Good Job Texas Tech
Governor Abbott called for expulsion, with university decrying video ‘trivializing or promoting violence’
Texas State University has ended the enrollment of a student who appeared to mock the assassination of conservative activist Charlie Kirk during a campus memorial event earlier this week.
A video posted to social media on Tuesday morning shows the student in the crowd slapping his neck multiple times, calling himself “Charlie Kirk”, and imitating Kirk when he was fatally shot in the neck on 10 September at Utah Valley University.
“Charlie Kirk got hit in the neck, b—h,” the person says in the video.
At one point in the video, the person can be seen walking through the crowd and up on to a statue, where he mimics Kirk getting shot and pretends to fall down.
The video quickly gained attention, prompting Texas’s governor, Greg Abbott, a Republican, to share the video and call for the student to be expelled.
“Hey Texas State. This conduct is not accepted at our schools,” Abbott wrote. “Expel this student immediately. Mocking assassination must have consequences.”
The Texas State University president, Kelly Damphousse, issued a statement on Tuesday afternoon, calling the video “disturbing” and confirmed that the video was taken at the school’s San Marcos campus.
“I have directed university officials to take immediate steps to identify the individual in the video,” Damphousse said. “Behavior that trivializes or promotes violence is reprehensible and violates the values of TXST. It will not be tolerated. Let me be clear: expressions that glorify violence or murder have no place on our campuses.”
Several hours later, Damphousse announced that the individual in the video had been identified and was “no longer a student” at Texas State.
The university did not release the name of the student and said that “federal law prevents the university from commenting further on individual student conduct matters.”
In a separate message to Texas State students and community members, obtained by the San Antonio Express News, Damphousse reportedly said the incident “has shaken the Texas State community”.
“The video understandably evoked strong emotions here and across the country,” he wrote. In the message, he also urged members of the Texas State community to “consider the impact that our words and actions can have on those around us.”

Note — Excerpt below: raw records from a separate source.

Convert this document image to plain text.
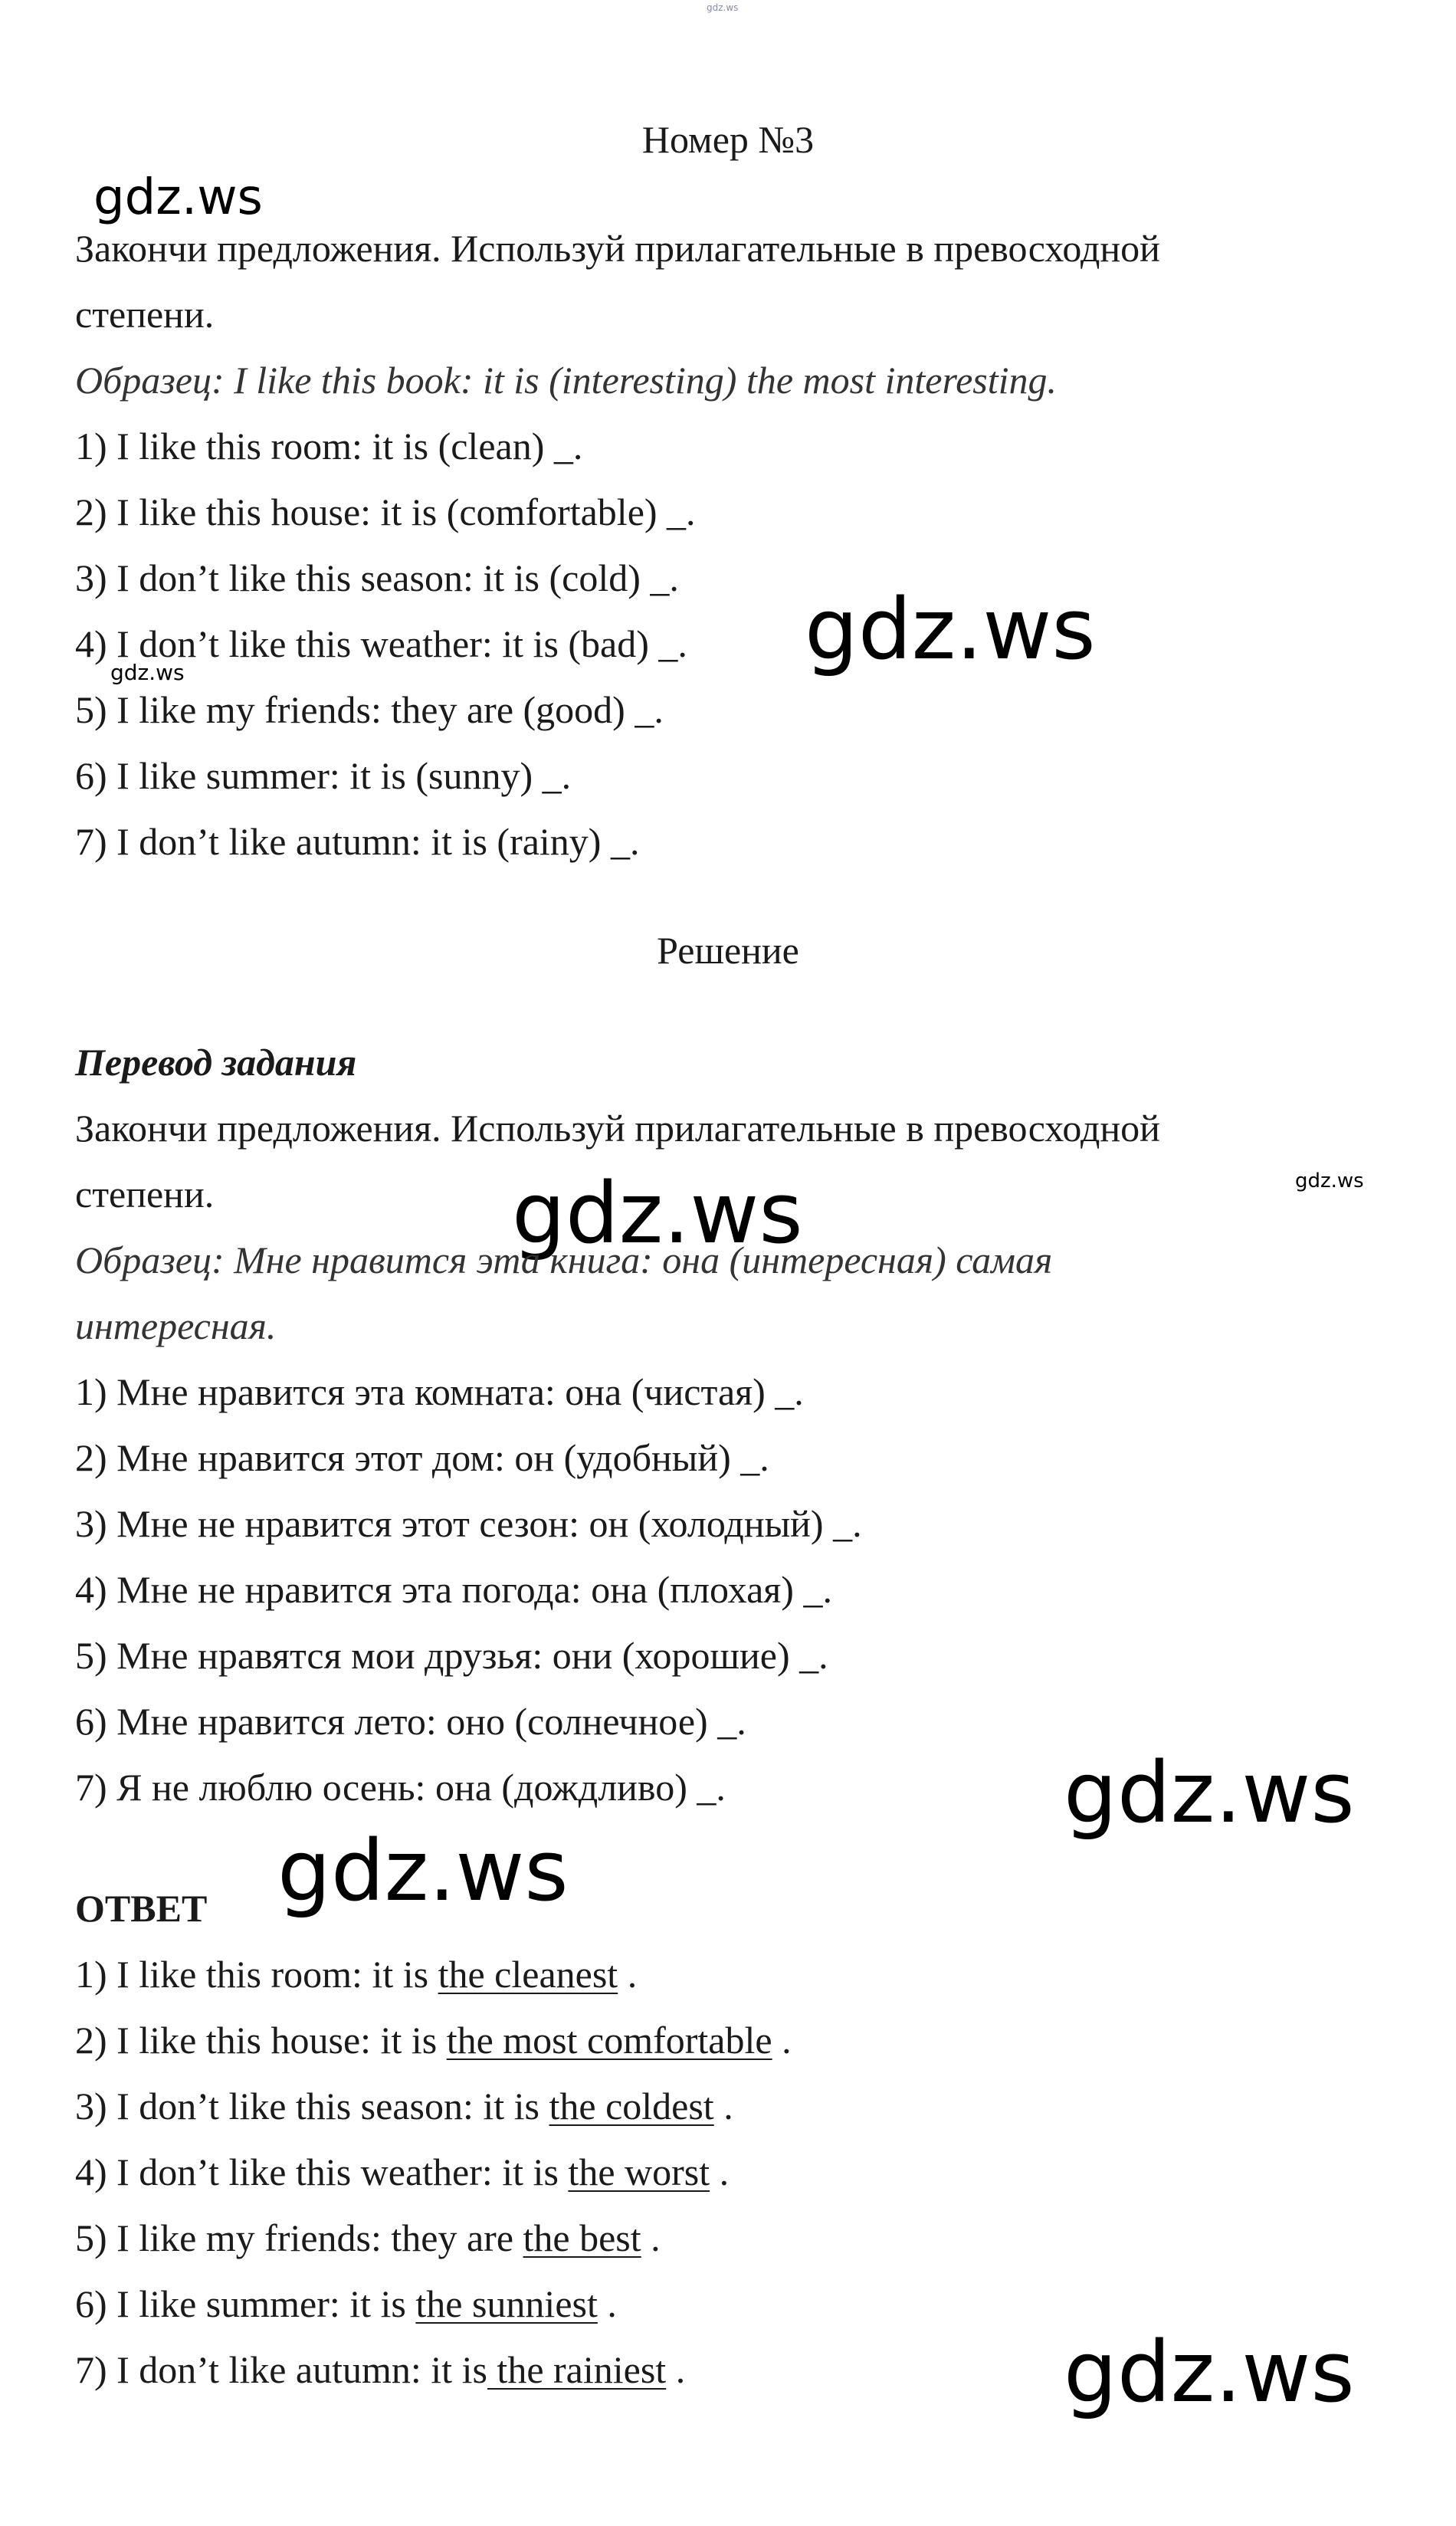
gdz.ws
gdz.ws
gdz.ws
gdz.ws
gdz.ws
gdz.ws
gdz.ws
gdz.ws
gdz.ws
Номер №3
Закончи предложения. Используй прилагательные в превосходной
степени.
Образец: I like this book: it is (interesting) the most interesting.
1) I like this room: it is (clean) _.
2) I like this house: it is (comfortable) _.
3) I don’t like this season: it is (cold) _.
4) I don’t like this weather: it is (bad) _.
5) I like my friends: they are (good) _.
6) I like summer: it is (sunny) _.
7) I don’t like autumn: it is (rainy) _.
Решение
Перевод задания
Закончи предложения. Используй прилагательные в превосходной
степени.
Образец: Мне нравится эта книга: она (интересная) самая
интересная.
1) Мне нравится эта комната: она (чистая) _.
2) Мне нравится этот дом: он (удобный) _.
3) Мне не нравится этот сезон: он (холодный) _.
4) Мне не нравится эта погода: она (плохая) _.
5) Мне нравятся мои друзья: они (хорошие) _.
6) Мне нравится лето: оно (солнечное) _.
7) Я не люблю осень: она (дождливо) _.
ОТВЕТ
1) I like this room: it is the cleanest .
2) I like this house: it is the most comfortable .
3) I don’t like this season: it is the coldest .
4) I don’t like this weather: it is the worst .
5) I like my friends: they are the best .
6) I like summer: it is the sunniest .
7) I don’t like autumn: it is the rainiest .
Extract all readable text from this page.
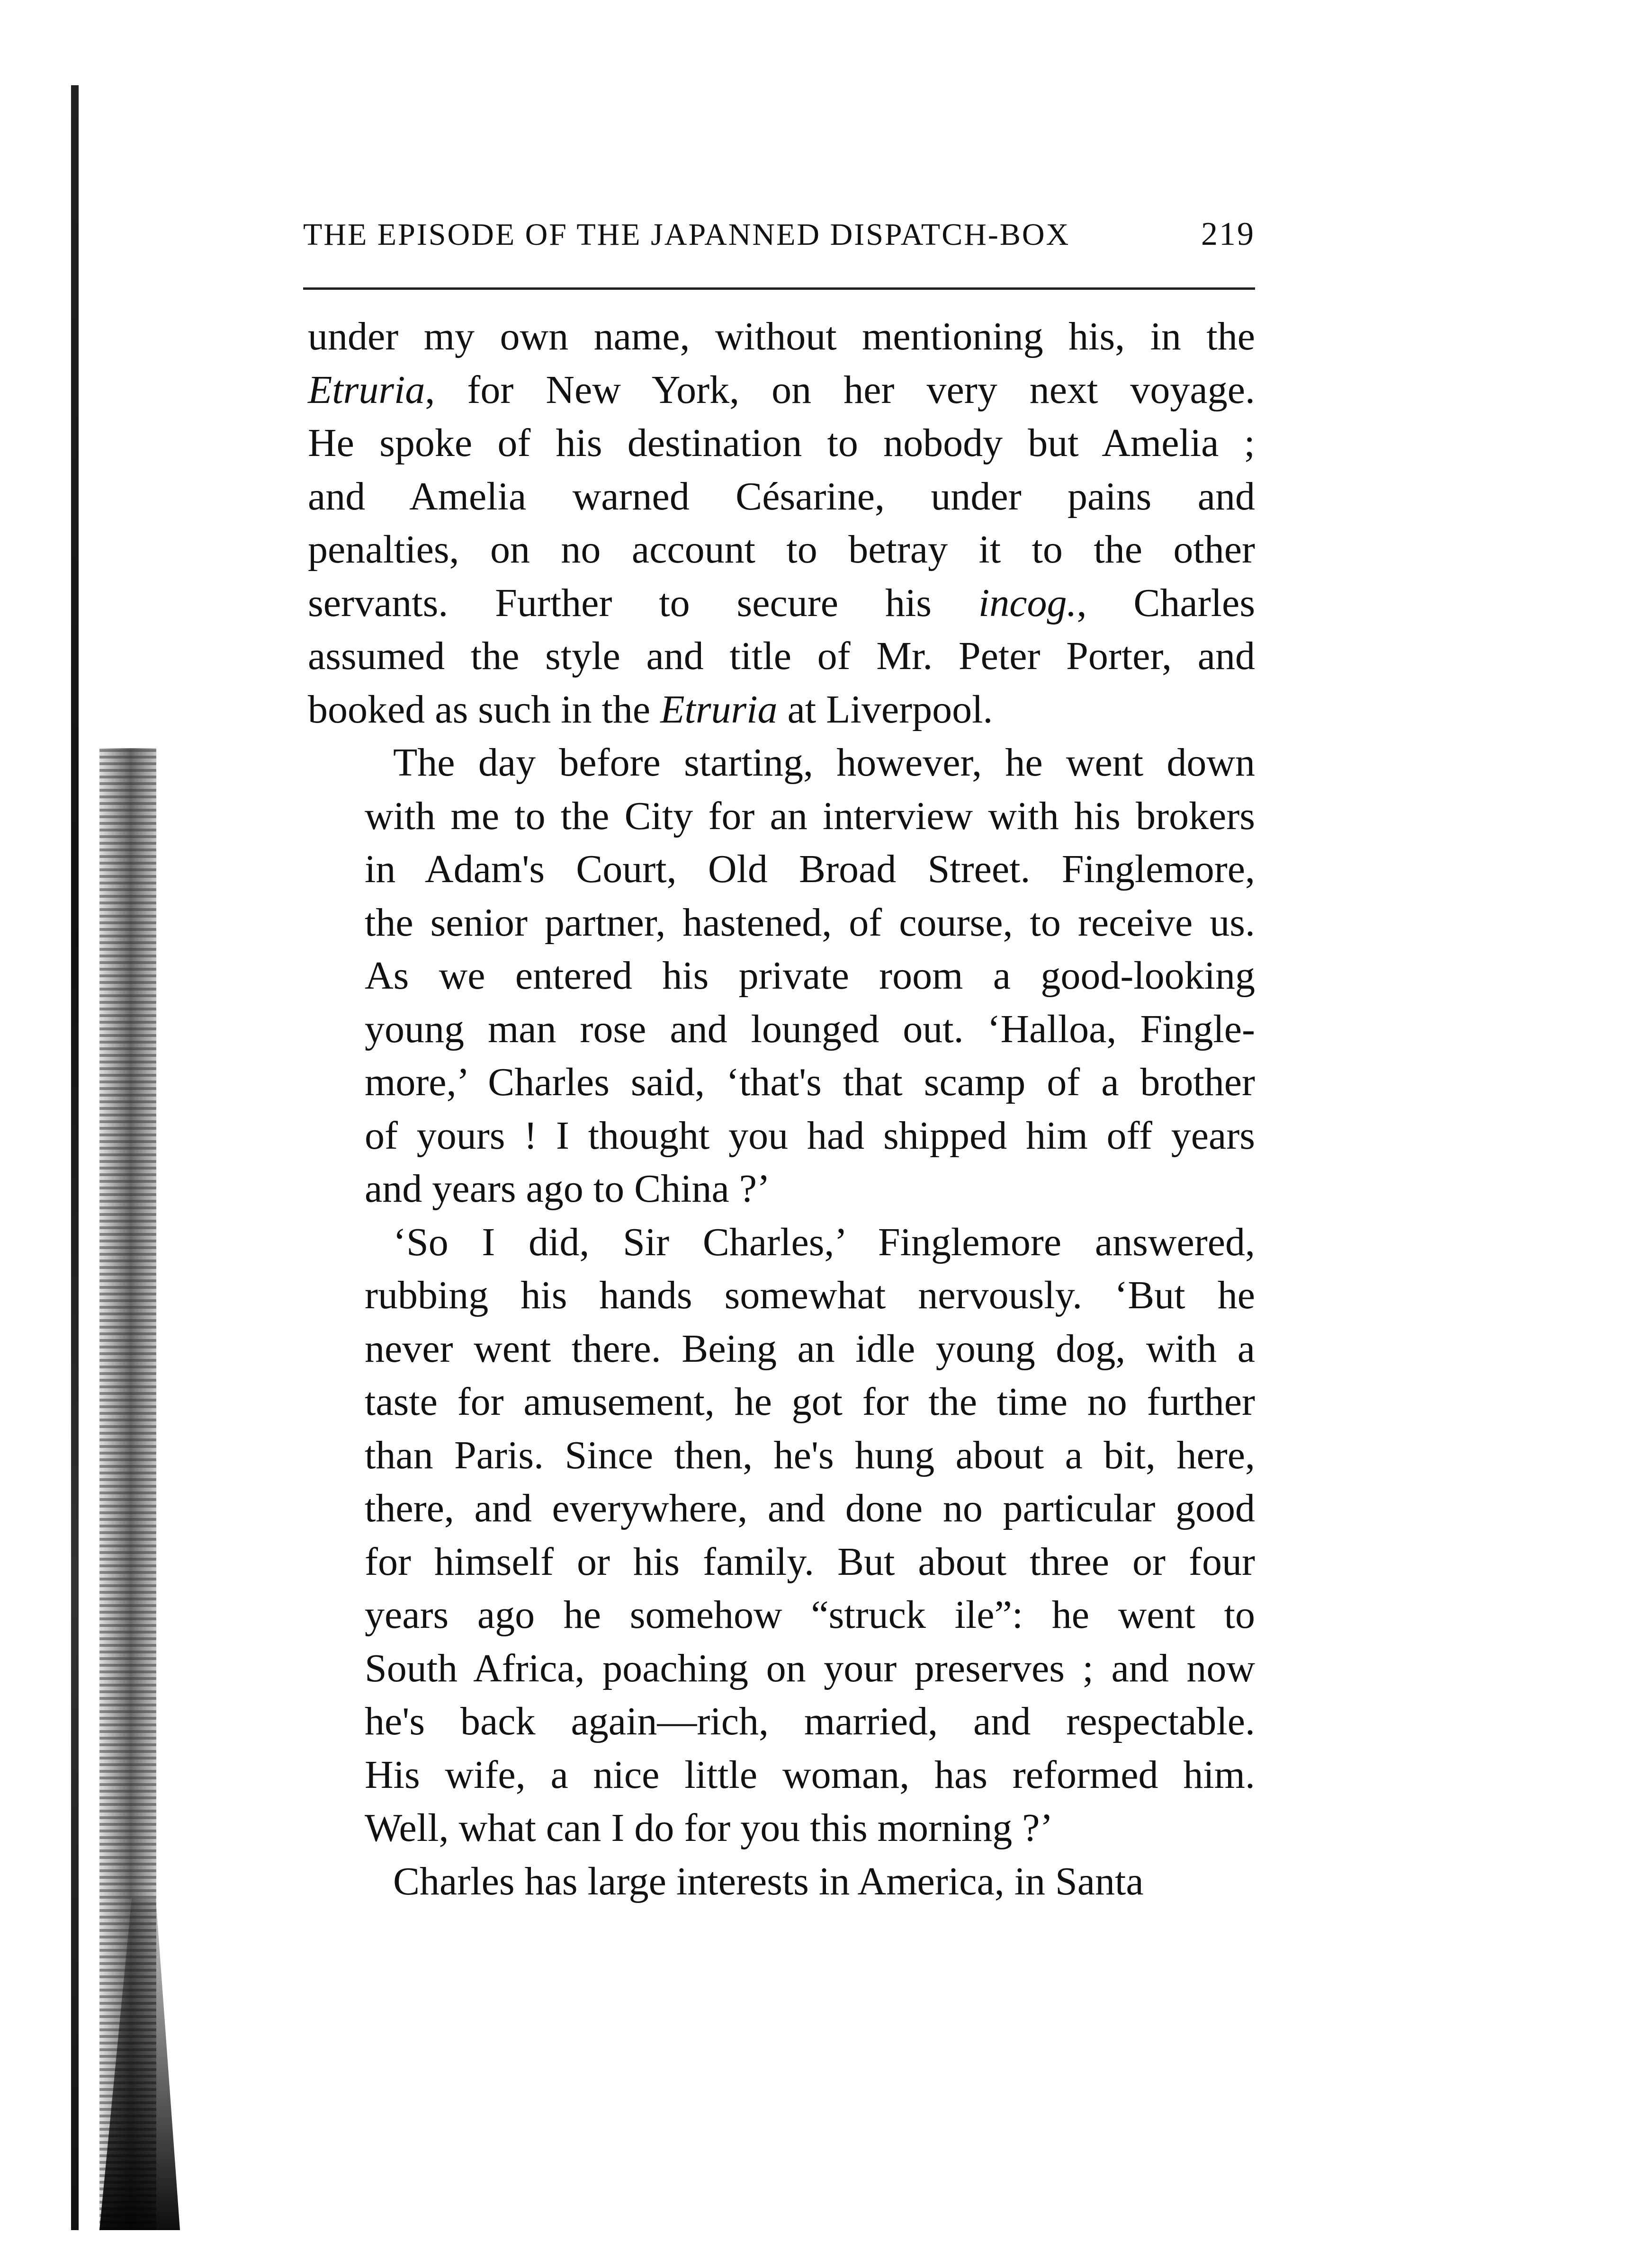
THE EPISODE OF THE JAPANNED DISPATCH-BOX	219

under my own name, without mentioning his, in the
Etruria, for New York, on her very next voyage.
He spoke of his destination to nobody but Amelia ;
and Amelia warned Césarine, under pains and
penalties, on no account to betray it to the other
servants. Further to secure his incog., Charles
assumed the style and title of Mr. Peter Porter, and
booked as such in the Etruria at Liverpool.

The day before starting, however, he went down
with me to the City for an interview with his brokers
in Adam's Court, Old Broad Street. Finglemore,
the senior partner, hastened, of course, to receive us.
As we entered his private room a good-looking
young man rose and lounged out. ‘Halloa, Fingle-
more,’ Charles said, ‘that's that scamp of a brother
of yours ! I thought you had shipped him off years
and years ago to China ?’

‘So I did, Sir Charles,’ Finglemore answered,
rubbing his hands somewhat nervously. ‘But he
never went there. Being an idle young dog, with a
taste for amusement, he got for the time no further
than Paris. Since then, he's hung about a bit, here,
there, and everywhere, and done no particular good
for himself or his family. But about three or four
years ago he somehow “struck ile”: he went to
South Africa, poaching on your preserves ; and now
he's back again—rich, married, and respectable.
His wife, a nice little woman, has reformed him.
Well, what can I do for you this morning ?’

Charles has large interests in America, in Santa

The expulsion follows a similar incident at Texas Tech University, where an 18-year-old student was reportedly expelled this week after a video surfaced showing her disrupting a vigil for Kirk on campus.
In the video, she is seen shouting “F–k y’all homie dead, he got shot in the head.”
On Monday, Texas Tech confirmed to multiple local media outlets that the student was no longer enrolled at the university.
“Any behavior that denigrates victims of violence is reprehensible, has no place on our campus, and does not align with our values,” the university said in a public statement on Monday. “Federal law prevents Texas Tech University from commenting on individual student conduct matters. We take all reported violations seriously and address them under university policy and the law.”
Governor Abbott also weighed in on that incident, reposting the video and writing: “Definitely picked the wrong school to taunt the death of Charlie Kirk”.
The expulsions are part of a growing wave of disciplinary actions, ranging from firings to suspensions, against individuals who have made public remarks about Kirk or Kirk’s death since the fatal shooting that some political, business and university leaders have deemed “inappropriate”.
Since Kirk’s killing, a Secret Service employee, journalists, a junior strategist at Nasdaq, firefighters and school employees have reportedly lost their jobs over comments related to Kirk’s politics or death.
The Texas Education Agency is investigating about 180 complaints against teachers accused of posting inappropriate remarks online about Kirk’s death, according to the Texas Tribune.
The Texas American Federation of Teachers has condemned the investigations, calling them a “political witch hunt against Texas educators”.
“These ‘investigations’ into teachers exercising their First Amendment rights outside their official duties silence dissent and encourage the purging of civil servants,” the statement says.
Zeph Capo, the president of the Texas American Federation of Teachers said that “what started with lawmakers weaponizing their platforms against civil servants has morphed into a statewide directive to hunt down and fire educators for opinions shared on their personal social media accounts”.